No dia 4 de Novembro próximo, terá lugar no Centro de Convenções da Unicamp o evento mais importante dos últimos anos em nossa Universidade no que se refere ao mais crucial problema da humanidade, ao lado da emergência climática: a manutenção e a recuperação dos combalidos alicerces da biodiversidade, no Brasil e no planeta como um todo. O encontro, intitulado Biodiversidade não é problema, é solução!, é uma iniciativa do Programa BIOTA, da Plataforma Brasileira de Biodiversidade e Serviços Ecossistêmicos (BPBES) e da Diretoria Executiva dos Direitos Humanos, da Reitoria. Ele reunirá seis dos mais ativos e experientes pesquisadores em biodiversidade, ligados às Universidades e a Institutos de Pesquisas brasileiros.
Clique para acessar a programação
Após os pronunciamentos do reitor e do diretor científico da FAPESP, Carlos Alfredo Joly (IB e NEPAM), membro titular da Academia Brasileira de Ciências e do Scientific Advisory Committee (SAC) do Inter-American Institute for Global Change Research (IAI), bem como coordenador da Plataforma Brasileira de Biodiversidade e Serviços Ecossistêmicos (BPBES), fará a palestra de abertura. Após essa apresentação preliminar, Maíra Padgurschi apresentará o Diagnóstico Brasileiro sobre Biodiversidade e Serviços Ecossistêmicos, baseado justamente nos resultados da BPBES. Maíra Padgurschi é membro da rede Ecosystem Services Partnership/ESP e da Young Ecosystem Services Specialists/YESS. Desde 2015, atua como Secretária Executiva da BPBES e é membro de seu Conselho Técnico-Científico. Realiza, além disso, uma pesquisa de pós-doutorado no Instituto Nacional de Pesquisas da Amazônia/INPA pelo Programa AmazonFACE. Em seguida, Cristiana Seixas realizará uma palestra intitulada “Contribuições da natureza para a qualidade de vida”.  Especialista em gestão ambiental, com ênfase na interface entre recursos naturais e bem-estar social, Cristiana Seixas é pesquisadora do NEPAM/Unicampco-coordenou o Diagnóstico Regional das Américas da Plataforma Intergovernamental sobre Biodiversidade e Serviços Ecossistêmicos (IPBES) e integra a Coordenação Executiva da BPBES.
Na parte da tarde, Kayna Agostini, Professora da Universidade Federal de São Carlos (campus Araras), fará um balanço da crescente crise de polinização na agricultura brasileira. Em seguida, Renato Crouzeilles fará um balanço do reflorestamento no Brasil e, enfim, Vinícius Farjalla, da UFRJ, incluirá uma variável fundamental no panorama da biodiversidade brasileira, a questão da água.
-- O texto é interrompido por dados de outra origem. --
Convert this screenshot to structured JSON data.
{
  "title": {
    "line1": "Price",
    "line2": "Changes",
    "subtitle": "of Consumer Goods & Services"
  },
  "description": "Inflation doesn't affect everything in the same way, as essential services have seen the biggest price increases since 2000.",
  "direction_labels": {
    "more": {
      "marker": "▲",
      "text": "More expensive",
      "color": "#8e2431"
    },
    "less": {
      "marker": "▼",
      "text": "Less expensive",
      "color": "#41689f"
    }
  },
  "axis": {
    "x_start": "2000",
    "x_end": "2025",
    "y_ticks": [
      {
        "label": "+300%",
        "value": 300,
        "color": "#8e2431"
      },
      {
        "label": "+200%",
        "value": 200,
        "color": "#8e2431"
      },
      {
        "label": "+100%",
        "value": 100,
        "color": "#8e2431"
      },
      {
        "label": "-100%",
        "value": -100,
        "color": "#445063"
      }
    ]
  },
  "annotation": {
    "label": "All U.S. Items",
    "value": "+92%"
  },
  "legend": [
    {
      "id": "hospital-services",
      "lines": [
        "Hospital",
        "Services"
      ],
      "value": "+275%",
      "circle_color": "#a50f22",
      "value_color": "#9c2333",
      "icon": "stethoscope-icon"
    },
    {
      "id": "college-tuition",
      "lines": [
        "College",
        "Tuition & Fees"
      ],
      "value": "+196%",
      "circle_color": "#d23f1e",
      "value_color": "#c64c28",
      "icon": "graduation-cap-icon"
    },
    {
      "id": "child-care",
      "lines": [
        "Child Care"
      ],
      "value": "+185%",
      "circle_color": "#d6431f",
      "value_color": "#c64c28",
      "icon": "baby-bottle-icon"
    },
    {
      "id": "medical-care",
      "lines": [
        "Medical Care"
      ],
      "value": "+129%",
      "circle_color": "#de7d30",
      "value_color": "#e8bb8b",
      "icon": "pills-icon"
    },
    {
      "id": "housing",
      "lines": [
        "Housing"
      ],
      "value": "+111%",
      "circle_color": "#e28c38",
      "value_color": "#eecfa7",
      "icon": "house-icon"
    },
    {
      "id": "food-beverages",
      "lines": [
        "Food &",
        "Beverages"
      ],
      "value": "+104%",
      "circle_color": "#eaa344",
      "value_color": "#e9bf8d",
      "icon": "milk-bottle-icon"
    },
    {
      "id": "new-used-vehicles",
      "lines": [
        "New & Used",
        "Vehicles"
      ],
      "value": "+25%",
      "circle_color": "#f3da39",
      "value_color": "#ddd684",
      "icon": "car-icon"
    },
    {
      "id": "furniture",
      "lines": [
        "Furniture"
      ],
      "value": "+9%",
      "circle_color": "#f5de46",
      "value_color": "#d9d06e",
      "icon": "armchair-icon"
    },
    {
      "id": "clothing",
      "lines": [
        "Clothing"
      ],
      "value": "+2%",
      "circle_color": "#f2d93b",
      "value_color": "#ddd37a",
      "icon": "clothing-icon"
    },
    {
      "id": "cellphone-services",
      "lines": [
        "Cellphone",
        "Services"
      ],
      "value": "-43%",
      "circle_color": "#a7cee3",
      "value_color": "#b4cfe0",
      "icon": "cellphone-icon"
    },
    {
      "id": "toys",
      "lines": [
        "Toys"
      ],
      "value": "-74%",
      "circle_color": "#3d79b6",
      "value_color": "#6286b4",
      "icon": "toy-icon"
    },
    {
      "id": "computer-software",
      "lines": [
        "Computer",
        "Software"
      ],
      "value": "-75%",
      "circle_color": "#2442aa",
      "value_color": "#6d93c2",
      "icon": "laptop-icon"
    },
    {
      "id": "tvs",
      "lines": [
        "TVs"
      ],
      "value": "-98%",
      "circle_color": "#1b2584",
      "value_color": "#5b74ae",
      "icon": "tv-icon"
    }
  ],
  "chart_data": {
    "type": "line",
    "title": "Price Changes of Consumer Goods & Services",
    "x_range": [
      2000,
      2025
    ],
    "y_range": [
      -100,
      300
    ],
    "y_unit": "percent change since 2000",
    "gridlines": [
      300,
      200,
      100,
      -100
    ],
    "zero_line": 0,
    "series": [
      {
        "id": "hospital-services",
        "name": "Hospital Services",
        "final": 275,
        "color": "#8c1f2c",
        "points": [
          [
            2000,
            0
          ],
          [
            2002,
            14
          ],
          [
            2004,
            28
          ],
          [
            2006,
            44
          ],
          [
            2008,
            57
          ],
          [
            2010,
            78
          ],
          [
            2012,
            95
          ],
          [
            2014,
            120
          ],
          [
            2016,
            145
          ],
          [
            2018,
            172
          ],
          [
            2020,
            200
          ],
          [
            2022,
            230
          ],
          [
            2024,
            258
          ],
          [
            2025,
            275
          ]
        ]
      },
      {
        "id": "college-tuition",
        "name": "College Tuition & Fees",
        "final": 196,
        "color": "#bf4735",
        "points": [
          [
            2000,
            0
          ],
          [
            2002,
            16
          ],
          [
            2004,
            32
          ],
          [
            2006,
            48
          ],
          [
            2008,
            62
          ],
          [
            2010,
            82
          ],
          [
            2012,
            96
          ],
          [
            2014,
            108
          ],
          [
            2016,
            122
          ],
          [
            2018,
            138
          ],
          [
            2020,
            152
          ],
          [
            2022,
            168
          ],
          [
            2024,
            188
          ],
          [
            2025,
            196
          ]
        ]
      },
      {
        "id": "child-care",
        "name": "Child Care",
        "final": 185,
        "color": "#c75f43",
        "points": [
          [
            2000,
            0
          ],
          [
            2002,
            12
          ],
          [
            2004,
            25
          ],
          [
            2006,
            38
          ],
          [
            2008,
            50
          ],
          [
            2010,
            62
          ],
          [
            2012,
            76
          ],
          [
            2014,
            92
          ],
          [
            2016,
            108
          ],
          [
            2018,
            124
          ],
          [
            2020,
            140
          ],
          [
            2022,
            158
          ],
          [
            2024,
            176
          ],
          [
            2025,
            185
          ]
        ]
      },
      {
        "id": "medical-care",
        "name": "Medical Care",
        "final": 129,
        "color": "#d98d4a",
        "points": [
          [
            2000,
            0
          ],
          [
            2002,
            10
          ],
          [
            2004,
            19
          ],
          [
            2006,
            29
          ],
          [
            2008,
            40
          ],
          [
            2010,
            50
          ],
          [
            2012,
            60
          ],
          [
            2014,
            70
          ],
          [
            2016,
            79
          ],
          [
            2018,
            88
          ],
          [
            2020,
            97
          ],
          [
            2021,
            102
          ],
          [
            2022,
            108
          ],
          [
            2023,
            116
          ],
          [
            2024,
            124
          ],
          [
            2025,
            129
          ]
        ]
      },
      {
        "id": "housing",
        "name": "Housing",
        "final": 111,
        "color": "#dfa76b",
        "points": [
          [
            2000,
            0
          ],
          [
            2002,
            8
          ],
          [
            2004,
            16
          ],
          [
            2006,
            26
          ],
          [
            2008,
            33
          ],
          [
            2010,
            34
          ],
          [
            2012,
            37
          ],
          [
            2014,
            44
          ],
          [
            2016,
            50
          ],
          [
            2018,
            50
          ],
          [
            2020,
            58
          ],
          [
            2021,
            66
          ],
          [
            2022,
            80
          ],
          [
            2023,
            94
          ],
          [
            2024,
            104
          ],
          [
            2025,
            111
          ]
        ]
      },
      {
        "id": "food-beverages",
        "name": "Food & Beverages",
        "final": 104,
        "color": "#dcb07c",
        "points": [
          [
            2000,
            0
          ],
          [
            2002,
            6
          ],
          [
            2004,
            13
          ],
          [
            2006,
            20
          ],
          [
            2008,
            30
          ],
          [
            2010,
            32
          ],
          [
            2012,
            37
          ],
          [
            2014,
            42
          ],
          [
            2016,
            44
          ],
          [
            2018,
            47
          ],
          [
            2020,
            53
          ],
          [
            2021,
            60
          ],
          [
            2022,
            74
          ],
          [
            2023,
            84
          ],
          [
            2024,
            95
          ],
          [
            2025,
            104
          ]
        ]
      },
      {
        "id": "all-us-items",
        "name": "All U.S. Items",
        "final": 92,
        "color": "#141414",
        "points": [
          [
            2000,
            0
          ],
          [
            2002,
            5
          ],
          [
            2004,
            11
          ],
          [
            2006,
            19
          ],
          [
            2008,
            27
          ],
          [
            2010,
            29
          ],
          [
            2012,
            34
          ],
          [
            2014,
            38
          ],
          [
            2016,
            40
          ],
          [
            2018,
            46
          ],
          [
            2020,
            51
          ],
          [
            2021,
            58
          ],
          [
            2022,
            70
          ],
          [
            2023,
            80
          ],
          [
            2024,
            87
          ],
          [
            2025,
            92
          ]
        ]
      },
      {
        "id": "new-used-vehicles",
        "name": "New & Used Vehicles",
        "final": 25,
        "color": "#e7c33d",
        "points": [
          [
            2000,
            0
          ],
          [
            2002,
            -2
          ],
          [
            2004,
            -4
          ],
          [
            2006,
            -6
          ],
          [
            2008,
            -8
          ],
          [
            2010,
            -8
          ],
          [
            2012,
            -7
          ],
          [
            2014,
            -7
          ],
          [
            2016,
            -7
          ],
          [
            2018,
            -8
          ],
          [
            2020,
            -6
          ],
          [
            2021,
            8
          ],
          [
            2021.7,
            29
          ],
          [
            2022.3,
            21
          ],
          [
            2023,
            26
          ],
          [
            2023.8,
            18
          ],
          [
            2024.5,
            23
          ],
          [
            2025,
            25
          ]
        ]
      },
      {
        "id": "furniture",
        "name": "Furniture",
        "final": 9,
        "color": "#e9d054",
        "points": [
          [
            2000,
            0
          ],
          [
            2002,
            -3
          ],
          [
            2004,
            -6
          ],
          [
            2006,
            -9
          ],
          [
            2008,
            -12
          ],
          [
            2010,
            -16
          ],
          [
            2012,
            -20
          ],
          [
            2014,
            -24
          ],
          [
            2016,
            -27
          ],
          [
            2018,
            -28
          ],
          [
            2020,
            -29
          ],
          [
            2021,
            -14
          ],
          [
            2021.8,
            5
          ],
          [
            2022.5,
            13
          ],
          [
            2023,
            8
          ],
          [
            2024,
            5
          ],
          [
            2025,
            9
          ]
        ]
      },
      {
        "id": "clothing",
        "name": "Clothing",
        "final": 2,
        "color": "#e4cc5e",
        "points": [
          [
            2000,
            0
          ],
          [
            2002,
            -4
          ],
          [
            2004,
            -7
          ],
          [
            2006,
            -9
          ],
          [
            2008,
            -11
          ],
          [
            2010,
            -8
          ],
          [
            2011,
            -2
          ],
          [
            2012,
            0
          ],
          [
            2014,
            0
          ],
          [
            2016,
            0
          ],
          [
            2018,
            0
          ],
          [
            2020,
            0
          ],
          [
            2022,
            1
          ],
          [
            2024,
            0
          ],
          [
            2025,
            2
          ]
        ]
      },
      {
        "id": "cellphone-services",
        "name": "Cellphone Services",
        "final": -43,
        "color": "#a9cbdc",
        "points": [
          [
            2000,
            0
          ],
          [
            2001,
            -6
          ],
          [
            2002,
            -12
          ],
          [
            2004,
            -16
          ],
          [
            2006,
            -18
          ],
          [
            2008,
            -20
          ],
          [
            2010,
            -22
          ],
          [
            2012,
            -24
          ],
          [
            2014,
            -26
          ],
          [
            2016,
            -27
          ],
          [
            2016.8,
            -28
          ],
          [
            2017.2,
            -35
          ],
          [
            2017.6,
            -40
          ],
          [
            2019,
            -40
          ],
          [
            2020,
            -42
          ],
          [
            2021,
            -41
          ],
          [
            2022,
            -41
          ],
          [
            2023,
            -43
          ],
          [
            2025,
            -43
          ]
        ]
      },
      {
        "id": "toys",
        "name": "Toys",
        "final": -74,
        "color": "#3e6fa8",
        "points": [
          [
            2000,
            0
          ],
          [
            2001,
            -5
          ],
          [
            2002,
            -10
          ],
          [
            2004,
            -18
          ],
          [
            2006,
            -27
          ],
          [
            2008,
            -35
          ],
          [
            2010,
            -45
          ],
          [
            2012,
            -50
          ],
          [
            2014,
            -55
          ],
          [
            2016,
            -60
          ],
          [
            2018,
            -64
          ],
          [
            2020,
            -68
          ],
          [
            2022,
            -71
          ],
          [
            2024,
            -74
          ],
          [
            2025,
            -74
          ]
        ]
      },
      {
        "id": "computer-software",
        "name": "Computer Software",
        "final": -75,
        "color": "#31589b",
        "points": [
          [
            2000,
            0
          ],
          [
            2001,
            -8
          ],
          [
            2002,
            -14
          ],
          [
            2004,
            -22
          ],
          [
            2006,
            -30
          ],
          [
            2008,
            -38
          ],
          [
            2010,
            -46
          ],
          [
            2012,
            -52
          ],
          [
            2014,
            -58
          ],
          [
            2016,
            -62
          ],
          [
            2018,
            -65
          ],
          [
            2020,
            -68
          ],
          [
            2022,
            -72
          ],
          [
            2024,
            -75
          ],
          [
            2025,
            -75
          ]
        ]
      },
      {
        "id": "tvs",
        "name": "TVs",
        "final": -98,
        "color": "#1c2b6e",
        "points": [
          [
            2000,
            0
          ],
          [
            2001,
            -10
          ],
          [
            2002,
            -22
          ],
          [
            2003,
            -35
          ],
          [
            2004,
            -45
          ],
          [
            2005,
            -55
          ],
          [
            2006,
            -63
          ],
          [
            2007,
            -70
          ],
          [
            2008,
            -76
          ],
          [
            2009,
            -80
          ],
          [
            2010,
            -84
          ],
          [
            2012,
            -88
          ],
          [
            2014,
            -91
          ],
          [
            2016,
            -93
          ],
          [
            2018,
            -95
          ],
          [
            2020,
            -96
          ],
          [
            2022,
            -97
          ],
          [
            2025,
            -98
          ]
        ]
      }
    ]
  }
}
O Sumário para Tomadores de Decisão de todos os diagnósticos que serão apresentados no dia 04 estão disponíveis para download na página da BPBES.
Um pouco de contexto: a BPBES e o IPBES
É importante ter presente o contexto em que ocorre este encontro do próximo dia 4, pois é ele que permite melhor entender sua importância excepcional. A BPBES integra a Plataforma Intergovernamental sobre Biodiversidade e Serviços Ecossistêmicos (IPBES, por Intergovernmental science-policy Platform on Biodiversity and Ecosystem Services). Como se sabe, essa Plataforma foi oficialmente estabelecida em 2012 por demanda dos governos e posta sob os auspícios de quatro organismos da ONU. Em sua breve história de sete anos, o IPBES impôs-se como uma referência incontornável na avaliação do declínio da biodiversidade, o aspecto mais crucial, ao lado da emergência climática, das crises socioambientais em que as sociedades contemporâneas vão naufragando cada vez mais rapidamente (mas ainda dá tempo de reagir!).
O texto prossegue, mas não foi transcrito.